There is no great encouragement to proceed to more hyperfractionated and prolonged schedules than 1.2-1.0 Gy b.i.d. in 7-9 weeks. We await developments that might more reliably enable potential doubling time and cell survival curve shapes to be routinely determined for individual tumors, before further hyperfractionation might be considered. In the absence of tumor kinetic measurements, we might consider low grade tumors to be the ones to select for prolonged fractionation, whereas high grade tumors would be more suitable for 1.2 Gy b.i.d. with no prolongation, or for dose escalation using conventional fraction sizes and conformal radiotherapy.
在美国男性中,前列腺癌的发病率最近已开始超过肺癌。尽管早期治疗后的生存率和局部肿瘤控制情况良好,但对于局部进展期的情况仍在寻求改善。剂量递增可能有益,可通过“三维”适形放疗或超分割放疗来实现。由于已知前列腺癌通常是生长缓慢的肿瘤,即使延长治疗时间以容纳更多非常小的分次剂量,极端超分割放疗可能仍有更大空间。本文仅从理论上探讨超分割放疗方法,以研究治疗何时可能变得过度超分割。

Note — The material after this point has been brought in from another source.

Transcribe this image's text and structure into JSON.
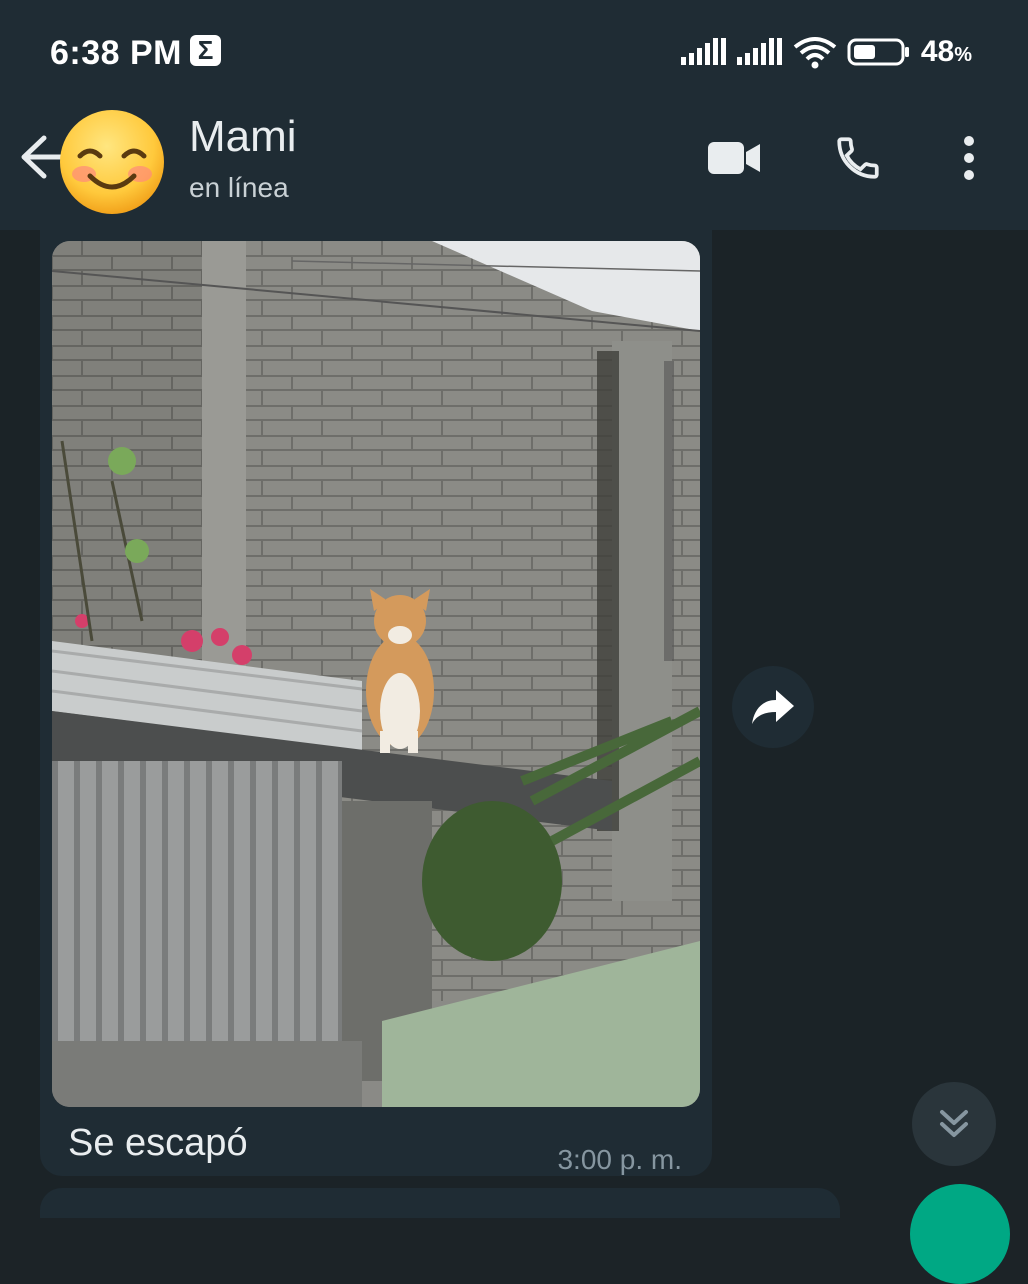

主要问题是如何假设人类腺癌的增殖率。文献检索得出标记指数(S期比例)通常平均约为1%,但个别情况下可高达6%或更高。对这些数据进行了综述,并为后续计算选择了三个局部控制丧失率范围:每周延长治疗时间导致局部控制丧失0.5%、1%和2%。使用线性二次模型进行计算,每次分割剂量分别为1.2、1.0、0.8和0.6 Gy,每天两次(bid),分别在7、9、12和17周内完成。将它们与“标准”的7周内36次分割、每次2 Gy = 72 Gy进行比较。假设晚期α/β为3 Gy,计算同等晚期效应的总剂量;假设肿瘤α/β值为30、10和5 Gy,计算肿瘤生物等效剂量。假设γ-37斜率为2%(总肿瘤剂量每增加1%),估计局部肿瘤控制的可能增加情况。
给出了估计的局部控制作为每次分割剂量(和总时间)的函数的图表,适用于晚期肿瘤(起始局部控制率为30%)和较早期肿瘤(起始局部控制率为70%)。最大的增加总是从每天一次2 Gy(qd)变为每天两次1.2 Gy。超分割放疗后局部控制的进一步变化取决于肿瘤增殖率和肿瘤细胞存活曲线的形状。最大的获益是对于更晚期的肿瘤。
没有很大的动力去采用比7 - 9周内每天两次给予1.2 - 1.0 Gy更超分割和更长疗程的方案。在考虑进一步超分割放疗之前,我们等待可能更可靠地常规确定个体肿瘤潜在倍增时间和细胞存活曲线形状的进展。在没有肿瘤动力学测量的情况下,我们可能会认为低级别肿瘤适合选择延长分割,而高级别肿瘤更适合每天两次1.2 Gy且不延长疗程,或使用常规分割剂量和适形放疗进行剂量递增。